# My bedroom home theatre



## MadHonda (Apr 4, 2016)

This is what I got on my small budget, a receiver a tv and my dads old Anthena speakers, now that this is all paid for I'd like to get better sounding speakers, floor standing speakers preferably, and I'd like to spend less than a thousand. I don't have a subwoofer yet but I'm getting a small pioneer subwoofer to fill in the low end notes.


----------



## lovinthehd (Mar 17, 2012)

MadHonda said:


> This is what I got on my small budget, a receiver a tv and my dads old Anthena speakers, now that this is all paid for I'd like to get better sounding speakers, floor standing speakers preferably, and I'd like to spend less than a thousand. I don't have a subwoofer yet but I'm getting a small pioneer subwoofer to fill in the low end notes.


I just was wondering what your 2.1 setup was in your other thread....

First, position the speakers better, tweeters at ear level (assume you're not laying on the floor at least when listening). How far away is your listening position? Usually you form an equilateral triangle with the speakers and your listening position.

That Pioneer sub isn't what I'd recommend. You can get good bookshelf speakers and a much better sub in that budget...


----------



## MadHonda (Apr 4, 2016)

I am sitting about 7 ft away from the speakers and my bedroom is about 10 ft by 10 ft.

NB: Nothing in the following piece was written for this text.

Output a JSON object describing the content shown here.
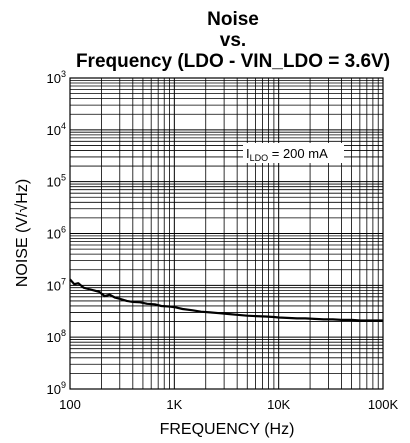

And I got mixed up with the '2.1 channel' I meant 2 channel.


----------



## willis7469 (Jan 31, 2014)

You may want to put the athenas on stands and (as mentioned already) get them at ear height, and also along the same plane as the tv. That's an easy/cheaper way to gain performance. Proper setup can sometimes go farther than buying new gear. If that's not satisfactory then go shopping. Fwiw, I'm an advocate of floor standing speakers, but in a small bedroom setting they might not be the best fist. The title says BR home theater but it looks like your just going 2.1. Is that correct?
http://www.svsound.com/products/prime-satellite-5-1
This 5.1 system would be really hard to beat in your room. As would this 2.1 if that's where you're headed. 
http://www.svsound.com/products/prime-satellite-2-1
I included the links above as they have a subwoofer included.(and a good one for the money and small space you've got. I would not buy a pioneer sub either. 



Sent from my iPhone using Tapatalk


----------



## lovinthehd (Mar 17, 2012)

MadHonda said:


> I am sitting about 7 ft away from the speakers and my bedroom is about 10 ft by 10 ft. And I got mixed up with the '2.1 channel' I meant 2 channel.


Well, try and spread those speakers apart to be 7 ft apart and at ear height, you should hear improvement. A good sub in addition to those speakers would be a good start, the SVS suggested being one. Floorstanders in your budget range aren't going to have the bass a sub can provide, but using a sub can affect others in your household....I'd say adding a good sub to mediocre bookshelf speakers can be more effective for overall sound than using speakers without a sub in that budget range, YMMV. Just because they are towers don't mean they necessarily have sufficient bass (depending on your use/taste of course, I tend to be a bit of a basshead with movies/music both).


----------



## Todd Anderson (Jul 24, 2009)

Definitely listen to the suggestions. A dialed-in set-up will go a loooong way to achieving great sound. ;-)


----------



## willis7469 (Jan 31, 2014)

+Todd 
I agree with lovinthehd in that floorstanders in your range won't have a lot of bass. I usually recommend towers not for bass output, which is very useful listening in direct mode sans sub. But for dynamics and output. Towers are usually more sensitive so they're easier to drive. They also have larger drivers, or at least more(contributing to extension also) that are more dynamic, and offer a larger more lifelike presentation. This room is small enough though I'm not sure if I'd go there or not. 
I think the "triangle(60deg) is a good place to start also, but the speakers imaging and toe angles will dictate how far you can go. Theoretically you could go wider with the idea that the center channel will hand off to the LR channels but again, this will depend on the speakers abilities. The problem is when you have to find the spot where "pans" follow the image off the screen seamlessly without drawing attention. 
Just a couple more cents. Not necessarily sense... Lol


Sent from my iPhone using Tapatalk


----------